Ce soir c’est la finale de foot alors je ne peux pas espérer le moindre message de Thomas, il est tellement obstiné par un ballon que je finis par me demander si il ne vaudrait pas mieux pour moi de l’acceuillir avec des sous-vêtements imprimés ballon de foot. Je déteste ce sport, quel est l’intérêt de rester assis dans un fauteuil pendant au moins nonantes minutes à regarder des hommes courrir. Bien que, je dois l’avouer, certains de ces hommes pourraient très bien jouer dans un porno que je regarderais sans souci.

Je suis en manque. Je suis tendue et l’homme que j’ai bousculé m’a tendu encore plus. Ressaisis-toi. Thomas revient dans deux semaines. Ce n’est rien deux semaines quand on compare ça à une vie entière mais il part tellement souvent que parfois j’ai de gros doutes qu’il s’en aille uniquement pour le travail. J’ai déjà lu quelques messages dans son téléphone pour comprendre qu’il n’y a pas que moi quand il voyage.
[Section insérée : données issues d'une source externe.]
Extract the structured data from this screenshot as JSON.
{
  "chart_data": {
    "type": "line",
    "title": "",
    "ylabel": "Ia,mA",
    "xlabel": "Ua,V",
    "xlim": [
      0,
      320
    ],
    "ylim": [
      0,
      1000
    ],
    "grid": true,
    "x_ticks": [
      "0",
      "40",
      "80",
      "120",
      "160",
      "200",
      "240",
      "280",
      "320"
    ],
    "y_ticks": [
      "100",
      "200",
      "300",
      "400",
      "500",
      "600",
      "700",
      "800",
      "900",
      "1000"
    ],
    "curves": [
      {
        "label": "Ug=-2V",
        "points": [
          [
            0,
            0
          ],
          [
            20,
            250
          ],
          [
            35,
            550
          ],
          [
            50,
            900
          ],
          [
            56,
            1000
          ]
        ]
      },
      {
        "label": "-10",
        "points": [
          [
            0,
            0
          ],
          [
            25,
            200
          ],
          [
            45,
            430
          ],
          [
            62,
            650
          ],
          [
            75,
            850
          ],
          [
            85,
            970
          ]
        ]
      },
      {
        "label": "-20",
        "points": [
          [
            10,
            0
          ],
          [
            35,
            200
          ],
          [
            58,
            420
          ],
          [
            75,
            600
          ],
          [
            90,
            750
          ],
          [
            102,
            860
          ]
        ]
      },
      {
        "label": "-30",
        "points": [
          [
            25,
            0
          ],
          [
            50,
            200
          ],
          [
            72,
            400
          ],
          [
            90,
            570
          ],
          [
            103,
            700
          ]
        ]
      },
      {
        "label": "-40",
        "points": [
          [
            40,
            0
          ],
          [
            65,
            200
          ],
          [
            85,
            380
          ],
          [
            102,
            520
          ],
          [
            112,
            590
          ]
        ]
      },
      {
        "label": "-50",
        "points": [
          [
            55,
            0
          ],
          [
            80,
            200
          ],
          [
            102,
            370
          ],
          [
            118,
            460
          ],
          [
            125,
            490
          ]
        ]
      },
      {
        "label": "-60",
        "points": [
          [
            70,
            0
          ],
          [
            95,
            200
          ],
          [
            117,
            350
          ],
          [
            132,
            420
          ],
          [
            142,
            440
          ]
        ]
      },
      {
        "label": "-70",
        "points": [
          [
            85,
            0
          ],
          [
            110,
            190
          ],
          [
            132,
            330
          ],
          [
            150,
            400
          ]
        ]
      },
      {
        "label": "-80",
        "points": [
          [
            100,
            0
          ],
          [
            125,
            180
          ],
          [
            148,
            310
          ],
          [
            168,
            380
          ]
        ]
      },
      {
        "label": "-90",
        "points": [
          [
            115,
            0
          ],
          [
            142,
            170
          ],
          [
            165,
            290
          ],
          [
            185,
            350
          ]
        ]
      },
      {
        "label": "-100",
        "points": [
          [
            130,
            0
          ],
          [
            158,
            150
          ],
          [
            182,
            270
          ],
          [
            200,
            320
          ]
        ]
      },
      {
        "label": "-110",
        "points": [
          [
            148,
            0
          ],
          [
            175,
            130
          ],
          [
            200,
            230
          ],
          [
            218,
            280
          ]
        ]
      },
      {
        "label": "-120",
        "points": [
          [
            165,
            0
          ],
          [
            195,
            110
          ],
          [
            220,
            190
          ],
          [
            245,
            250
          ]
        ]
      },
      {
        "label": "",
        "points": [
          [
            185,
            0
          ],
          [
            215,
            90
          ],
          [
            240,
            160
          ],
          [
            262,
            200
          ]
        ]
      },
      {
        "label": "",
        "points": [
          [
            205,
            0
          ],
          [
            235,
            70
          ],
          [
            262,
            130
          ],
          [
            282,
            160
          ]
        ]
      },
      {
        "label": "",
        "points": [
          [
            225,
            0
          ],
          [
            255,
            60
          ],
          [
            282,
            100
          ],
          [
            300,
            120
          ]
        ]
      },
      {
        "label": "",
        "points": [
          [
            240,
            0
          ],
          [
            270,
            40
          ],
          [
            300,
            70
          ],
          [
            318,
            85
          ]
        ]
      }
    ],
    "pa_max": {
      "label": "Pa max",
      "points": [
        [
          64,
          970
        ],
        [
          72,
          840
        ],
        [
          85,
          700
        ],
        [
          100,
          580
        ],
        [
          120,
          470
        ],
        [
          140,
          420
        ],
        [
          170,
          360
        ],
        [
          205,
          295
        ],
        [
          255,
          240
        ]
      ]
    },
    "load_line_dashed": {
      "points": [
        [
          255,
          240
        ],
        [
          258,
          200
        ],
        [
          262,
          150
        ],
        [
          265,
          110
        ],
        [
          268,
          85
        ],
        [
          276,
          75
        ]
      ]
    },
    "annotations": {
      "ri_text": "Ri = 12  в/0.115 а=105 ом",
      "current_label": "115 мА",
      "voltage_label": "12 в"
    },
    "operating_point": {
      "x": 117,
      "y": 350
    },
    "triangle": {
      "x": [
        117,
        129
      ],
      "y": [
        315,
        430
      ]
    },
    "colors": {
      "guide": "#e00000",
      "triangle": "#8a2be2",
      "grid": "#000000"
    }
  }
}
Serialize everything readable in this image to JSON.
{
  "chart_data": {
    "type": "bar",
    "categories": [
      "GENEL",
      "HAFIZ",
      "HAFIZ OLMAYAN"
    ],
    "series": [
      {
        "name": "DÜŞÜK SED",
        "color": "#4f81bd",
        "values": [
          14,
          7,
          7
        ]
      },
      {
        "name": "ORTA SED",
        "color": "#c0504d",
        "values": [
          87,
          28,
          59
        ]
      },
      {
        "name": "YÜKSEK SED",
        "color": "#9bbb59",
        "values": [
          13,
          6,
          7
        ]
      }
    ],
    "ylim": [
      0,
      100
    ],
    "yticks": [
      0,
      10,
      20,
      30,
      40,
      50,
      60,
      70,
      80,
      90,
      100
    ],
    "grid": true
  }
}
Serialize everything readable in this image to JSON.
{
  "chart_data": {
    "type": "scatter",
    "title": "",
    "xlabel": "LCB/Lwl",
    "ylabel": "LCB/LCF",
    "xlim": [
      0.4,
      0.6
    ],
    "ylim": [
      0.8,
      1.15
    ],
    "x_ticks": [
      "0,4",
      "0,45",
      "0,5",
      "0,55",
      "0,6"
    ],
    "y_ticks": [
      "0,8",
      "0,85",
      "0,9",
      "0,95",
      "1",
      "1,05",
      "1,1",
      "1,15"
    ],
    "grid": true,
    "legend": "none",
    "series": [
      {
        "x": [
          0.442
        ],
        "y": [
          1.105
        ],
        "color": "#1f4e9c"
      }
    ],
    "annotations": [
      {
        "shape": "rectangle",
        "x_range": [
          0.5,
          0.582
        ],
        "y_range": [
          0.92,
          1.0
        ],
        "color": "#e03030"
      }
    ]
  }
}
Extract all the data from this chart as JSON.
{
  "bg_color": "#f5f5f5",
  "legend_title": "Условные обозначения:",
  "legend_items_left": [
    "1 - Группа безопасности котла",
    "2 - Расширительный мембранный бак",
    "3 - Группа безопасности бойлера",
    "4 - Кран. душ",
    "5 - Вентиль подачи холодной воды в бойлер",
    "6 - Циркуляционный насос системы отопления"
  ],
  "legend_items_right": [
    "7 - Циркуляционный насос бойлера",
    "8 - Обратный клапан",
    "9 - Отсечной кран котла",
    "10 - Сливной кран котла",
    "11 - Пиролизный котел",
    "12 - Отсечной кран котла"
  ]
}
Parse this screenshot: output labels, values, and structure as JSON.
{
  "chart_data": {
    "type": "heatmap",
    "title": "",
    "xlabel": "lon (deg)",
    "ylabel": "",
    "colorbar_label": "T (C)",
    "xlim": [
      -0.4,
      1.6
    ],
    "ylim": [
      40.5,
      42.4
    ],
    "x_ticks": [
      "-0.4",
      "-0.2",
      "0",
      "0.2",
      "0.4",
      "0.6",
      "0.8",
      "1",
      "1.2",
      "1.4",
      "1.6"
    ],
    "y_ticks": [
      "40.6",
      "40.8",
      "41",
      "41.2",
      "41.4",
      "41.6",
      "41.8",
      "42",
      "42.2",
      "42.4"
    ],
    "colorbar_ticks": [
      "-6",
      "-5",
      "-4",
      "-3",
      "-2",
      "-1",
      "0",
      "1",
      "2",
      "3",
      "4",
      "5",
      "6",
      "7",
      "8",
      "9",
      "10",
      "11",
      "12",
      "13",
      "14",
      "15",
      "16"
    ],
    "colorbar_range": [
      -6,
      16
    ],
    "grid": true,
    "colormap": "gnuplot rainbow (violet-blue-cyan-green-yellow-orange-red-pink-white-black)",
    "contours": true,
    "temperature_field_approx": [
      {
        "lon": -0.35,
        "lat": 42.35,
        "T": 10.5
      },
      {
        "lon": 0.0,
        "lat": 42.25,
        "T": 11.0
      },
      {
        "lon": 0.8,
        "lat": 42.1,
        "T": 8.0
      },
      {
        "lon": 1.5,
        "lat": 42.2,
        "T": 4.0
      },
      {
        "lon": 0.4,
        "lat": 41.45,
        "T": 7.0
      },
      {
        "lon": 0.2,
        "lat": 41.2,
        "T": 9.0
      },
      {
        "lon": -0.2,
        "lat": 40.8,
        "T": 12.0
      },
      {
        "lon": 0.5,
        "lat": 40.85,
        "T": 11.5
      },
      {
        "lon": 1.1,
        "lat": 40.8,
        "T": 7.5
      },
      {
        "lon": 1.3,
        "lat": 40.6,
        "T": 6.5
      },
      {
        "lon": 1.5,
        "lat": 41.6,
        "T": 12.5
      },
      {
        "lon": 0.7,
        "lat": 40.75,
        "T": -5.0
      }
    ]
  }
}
J’ai fini par m’y habituder, après tout il est loin et ce n’est pas comme si on vivait ensemble, une raison totalement débile que je n’aurais jamais du avoir. J’aurais dû le quitter dès le premier message, je sais, mais je reste. Je ne sais pas pourquoi mais je reste.

Je finis quand-même devant le foot, une main dans le pantalon en imaginant certains joueurs faire autre chose que courrir après un ballon. L’homme de tout à l’heure interrompt chacune de mes pensées, je l’imagine à genoux devant moi, en train de me dévorer, de me détruire à coups de langue et je savoure ça. Je ne sais pas qui il est, son nom, je ne connais rien de lui mais je pense si fort à sa langue que je mouille ce fichu jean enfilé pour une pizza quatre fromages.